Friday, July 07, 2006

A Compelling Interest

Back in 1998, I ran in the Senate race and a question was asked on a Vote-Smart questionaire.

The question was asked if I supported the Marriage Amendment to Alaska's Constitution. I answered I did not support it. The reason I did not support it was I felt that if you deny a right to an individual it should be done through a statutory law.

I felt then and I feel today that the Alaska Constitution is there to protect us from government intrusion and discrimination. And for the state to deny a right, it should be done through statutory law and the state must have a compelling interest.

I took an unpopular stance then and I would today, take the same stance. I have stated this previously on this website.

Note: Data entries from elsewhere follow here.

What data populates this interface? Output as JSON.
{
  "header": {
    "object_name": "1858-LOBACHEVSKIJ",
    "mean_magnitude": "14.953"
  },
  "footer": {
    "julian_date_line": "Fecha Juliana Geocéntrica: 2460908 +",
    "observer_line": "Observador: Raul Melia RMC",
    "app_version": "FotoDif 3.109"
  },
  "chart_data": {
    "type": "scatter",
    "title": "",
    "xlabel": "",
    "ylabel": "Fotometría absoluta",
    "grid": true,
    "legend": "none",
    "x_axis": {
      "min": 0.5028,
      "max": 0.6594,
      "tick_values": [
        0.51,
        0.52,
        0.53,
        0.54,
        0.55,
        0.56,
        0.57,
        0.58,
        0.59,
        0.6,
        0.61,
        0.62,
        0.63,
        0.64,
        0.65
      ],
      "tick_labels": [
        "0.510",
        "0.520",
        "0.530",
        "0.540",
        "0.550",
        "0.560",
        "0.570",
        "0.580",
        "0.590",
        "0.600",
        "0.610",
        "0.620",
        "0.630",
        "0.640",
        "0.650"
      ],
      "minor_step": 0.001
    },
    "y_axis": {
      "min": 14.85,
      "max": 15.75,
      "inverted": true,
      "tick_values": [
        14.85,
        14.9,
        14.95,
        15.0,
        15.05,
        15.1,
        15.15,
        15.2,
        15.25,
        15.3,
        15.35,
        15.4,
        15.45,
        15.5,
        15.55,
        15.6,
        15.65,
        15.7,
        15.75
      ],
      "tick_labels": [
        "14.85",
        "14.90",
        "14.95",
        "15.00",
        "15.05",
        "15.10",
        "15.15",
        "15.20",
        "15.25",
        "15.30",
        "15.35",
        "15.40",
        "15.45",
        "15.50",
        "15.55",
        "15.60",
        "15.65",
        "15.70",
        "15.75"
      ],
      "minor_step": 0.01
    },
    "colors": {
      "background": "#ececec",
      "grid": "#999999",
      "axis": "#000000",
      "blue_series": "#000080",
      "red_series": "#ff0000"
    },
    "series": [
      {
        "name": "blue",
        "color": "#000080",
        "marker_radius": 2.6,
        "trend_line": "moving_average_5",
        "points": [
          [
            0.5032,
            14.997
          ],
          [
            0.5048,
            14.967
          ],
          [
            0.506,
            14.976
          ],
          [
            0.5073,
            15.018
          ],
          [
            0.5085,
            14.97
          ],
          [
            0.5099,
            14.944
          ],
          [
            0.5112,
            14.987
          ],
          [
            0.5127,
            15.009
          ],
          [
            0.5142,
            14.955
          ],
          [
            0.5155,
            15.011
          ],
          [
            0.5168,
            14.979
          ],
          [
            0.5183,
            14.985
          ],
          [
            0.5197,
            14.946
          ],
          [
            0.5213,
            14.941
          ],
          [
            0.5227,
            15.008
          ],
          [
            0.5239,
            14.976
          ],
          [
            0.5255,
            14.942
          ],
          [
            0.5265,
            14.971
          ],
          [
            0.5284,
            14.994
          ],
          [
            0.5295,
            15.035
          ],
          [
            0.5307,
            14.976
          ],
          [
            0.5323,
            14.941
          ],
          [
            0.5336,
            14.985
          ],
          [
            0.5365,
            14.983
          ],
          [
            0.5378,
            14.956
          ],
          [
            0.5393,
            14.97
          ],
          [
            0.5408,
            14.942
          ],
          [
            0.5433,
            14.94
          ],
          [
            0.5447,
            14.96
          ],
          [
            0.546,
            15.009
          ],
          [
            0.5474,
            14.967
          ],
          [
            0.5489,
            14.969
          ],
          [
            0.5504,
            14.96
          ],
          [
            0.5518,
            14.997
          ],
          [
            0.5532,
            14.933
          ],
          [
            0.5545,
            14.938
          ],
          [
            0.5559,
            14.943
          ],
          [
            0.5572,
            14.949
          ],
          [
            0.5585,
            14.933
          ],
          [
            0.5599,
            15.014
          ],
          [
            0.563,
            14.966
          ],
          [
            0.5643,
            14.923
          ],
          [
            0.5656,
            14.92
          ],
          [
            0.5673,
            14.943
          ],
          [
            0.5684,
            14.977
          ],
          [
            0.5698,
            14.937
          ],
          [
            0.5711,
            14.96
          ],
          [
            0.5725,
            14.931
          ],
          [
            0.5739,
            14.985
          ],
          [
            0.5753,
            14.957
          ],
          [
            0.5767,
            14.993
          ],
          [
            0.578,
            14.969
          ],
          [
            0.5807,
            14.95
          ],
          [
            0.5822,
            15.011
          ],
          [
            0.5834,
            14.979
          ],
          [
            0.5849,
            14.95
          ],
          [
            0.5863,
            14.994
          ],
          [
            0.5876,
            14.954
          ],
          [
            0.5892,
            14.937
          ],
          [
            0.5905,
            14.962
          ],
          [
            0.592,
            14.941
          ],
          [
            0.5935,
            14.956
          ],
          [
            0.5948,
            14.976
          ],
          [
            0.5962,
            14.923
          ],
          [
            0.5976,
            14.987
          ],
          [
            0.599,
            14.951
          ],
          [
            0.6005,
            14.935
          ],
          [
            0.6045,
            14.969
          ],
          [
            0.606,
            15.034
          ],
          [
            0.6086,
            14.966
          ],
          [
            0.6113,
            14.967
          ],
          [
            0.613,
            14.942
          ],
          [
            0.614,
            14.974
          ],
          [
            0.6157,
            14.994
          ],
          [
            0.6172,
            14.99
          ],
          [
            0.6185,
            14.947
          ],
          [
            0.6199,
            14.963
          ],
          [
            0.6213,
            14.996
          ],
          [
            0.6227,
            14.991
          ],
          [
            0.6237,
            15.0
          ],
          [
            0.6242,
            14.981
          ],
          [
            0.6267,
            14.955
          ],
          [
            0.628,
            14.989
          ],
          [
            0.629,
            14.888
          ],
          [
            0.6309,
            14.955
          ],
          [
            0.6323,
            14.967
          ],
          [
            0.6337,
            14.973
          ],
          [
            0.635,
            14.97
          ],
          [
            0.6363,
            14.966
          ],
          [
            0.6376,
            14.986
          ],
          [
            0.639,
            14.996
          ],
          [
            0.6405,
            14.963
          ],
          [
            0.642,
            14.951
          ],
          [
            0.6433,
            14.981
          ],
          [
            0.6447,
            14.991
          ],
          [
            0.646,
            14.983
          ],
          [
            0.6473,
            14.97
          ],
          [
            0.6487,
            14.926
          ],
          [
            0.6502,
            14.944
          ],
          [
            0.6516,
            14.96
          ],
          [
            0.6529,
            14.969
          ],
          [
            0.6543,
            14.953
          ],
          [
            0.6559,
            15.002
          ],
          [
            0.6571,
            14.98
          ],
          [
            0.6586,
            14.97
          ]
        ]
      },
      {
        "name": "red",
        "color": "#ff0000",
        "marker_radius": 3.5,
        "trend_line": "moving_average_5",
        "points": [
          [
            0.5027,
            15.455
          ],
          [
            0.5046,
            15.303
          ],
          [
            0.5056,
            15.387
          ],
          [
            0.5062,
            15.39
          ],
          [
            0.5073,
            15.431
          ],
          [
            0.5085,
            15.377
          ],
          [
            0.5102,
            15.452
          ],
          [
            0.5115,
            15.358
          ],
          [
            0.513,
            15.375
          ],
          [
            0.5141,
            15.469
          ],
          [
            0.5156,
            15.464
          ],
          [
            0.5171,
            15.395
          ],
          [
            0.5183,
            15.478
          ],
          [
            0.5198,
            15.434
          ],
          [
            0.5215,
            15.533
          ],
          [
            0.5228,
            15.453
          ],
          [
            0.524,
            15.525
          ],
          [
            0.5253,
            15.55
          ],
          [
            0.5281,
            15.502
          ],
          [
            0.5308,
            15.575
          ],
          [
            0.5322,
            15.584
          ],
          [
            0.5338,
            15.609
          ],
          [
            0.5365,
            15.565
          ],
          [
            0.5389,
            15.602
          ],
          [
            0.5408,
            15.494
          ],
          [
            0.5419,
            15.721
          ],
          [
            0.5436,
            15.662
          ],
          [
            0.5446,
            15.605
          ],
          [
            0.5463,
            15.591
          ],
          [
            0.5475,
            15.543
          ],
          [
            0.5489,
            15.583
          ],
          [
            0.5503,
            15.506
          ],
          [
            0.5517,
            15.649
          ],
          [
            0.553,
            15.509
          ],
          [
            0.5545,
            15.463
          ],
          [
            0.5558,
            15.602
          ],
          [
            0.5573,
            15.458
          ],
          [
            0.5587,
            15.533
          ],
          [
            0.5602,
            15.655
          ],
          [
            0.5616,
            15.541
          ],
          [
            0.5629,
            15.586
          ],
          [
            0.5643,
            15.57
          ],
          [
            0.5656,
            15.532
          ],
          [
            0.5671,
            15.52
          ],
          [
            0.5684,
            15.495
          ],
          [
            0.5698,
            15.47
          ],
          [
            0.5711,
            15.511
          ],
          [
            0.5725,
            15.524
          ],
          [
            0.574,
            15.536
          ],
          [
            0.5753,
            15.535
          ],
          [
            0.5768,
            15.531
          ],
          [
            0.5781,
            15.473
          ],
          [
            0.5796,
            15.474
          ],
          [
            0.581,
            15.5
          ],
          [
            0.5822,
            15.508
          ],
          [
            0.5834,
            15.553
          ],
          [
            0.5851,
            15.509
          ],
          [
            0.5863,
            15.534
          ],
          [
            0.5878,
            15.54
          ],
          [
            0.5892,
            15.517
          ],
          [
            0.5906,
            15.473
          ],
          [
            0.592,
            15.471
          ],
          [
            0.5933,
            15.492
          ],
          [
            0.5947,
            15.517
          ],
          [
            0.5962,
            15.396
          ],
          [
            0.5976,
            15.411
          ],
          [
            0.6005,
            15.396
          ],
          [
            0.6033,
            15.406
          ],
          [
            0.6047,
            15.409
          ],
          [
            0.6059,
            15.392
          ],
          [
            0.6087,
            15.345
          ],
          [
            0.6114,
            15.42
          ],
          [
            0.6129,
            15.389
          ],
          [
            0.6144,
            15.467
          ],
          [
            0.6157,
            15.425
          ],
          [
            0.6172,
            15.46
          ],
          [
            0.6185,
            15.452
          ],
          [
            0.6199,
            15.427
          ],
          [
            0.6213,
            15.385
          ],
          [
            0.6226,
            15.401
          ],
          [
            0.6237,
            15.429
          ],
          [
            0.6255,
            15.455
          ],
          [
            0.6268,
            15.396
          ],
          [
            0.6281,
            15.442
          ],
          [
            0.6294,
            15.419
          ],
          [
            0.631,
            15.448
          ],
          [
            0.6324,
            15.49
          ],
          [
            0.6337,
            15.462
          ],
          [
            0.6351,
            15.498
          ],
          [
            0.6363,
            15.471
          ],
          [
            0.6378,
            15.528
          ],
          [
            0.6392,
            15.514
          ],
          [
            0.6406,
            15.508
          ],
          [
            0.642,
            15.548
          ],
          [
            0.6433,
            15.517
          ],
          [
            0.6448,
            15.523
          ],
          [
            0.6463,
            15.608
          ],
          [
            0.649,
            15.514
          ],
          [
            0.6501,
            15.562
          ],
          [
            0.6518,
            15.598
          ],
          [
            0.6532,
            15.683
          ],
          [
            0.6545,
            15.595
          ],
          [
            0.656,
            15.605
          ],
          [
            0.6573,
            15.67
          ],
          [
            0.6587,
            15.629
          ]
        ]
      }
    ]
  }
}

The reason I state this now, is because a very important court ruling was handed down in New York by the appellate court there.

The decision can be found here:

The basis for decision was what in effect is the doctrine on "the best interest of the child" standard.

The New York Court of Appeals is considered to be liberal and as such, the advocates for same-sex marriage had thought that they would have a sure winner.

What is troubling in these cases is the falsehoods that are contained in legal documents and misrepresentaions of facts. In the New York case, scientific evidence was entered as fact that children faired just as well in a same-sex family as a traditional family.

The Court did not buy it. The Court stated to the effect that children in same sex relationships have been a short time and as such, the scientific data was not credible.

As such, according to the Court, the state it is found, has a compelling interest. It's the well-being of the children.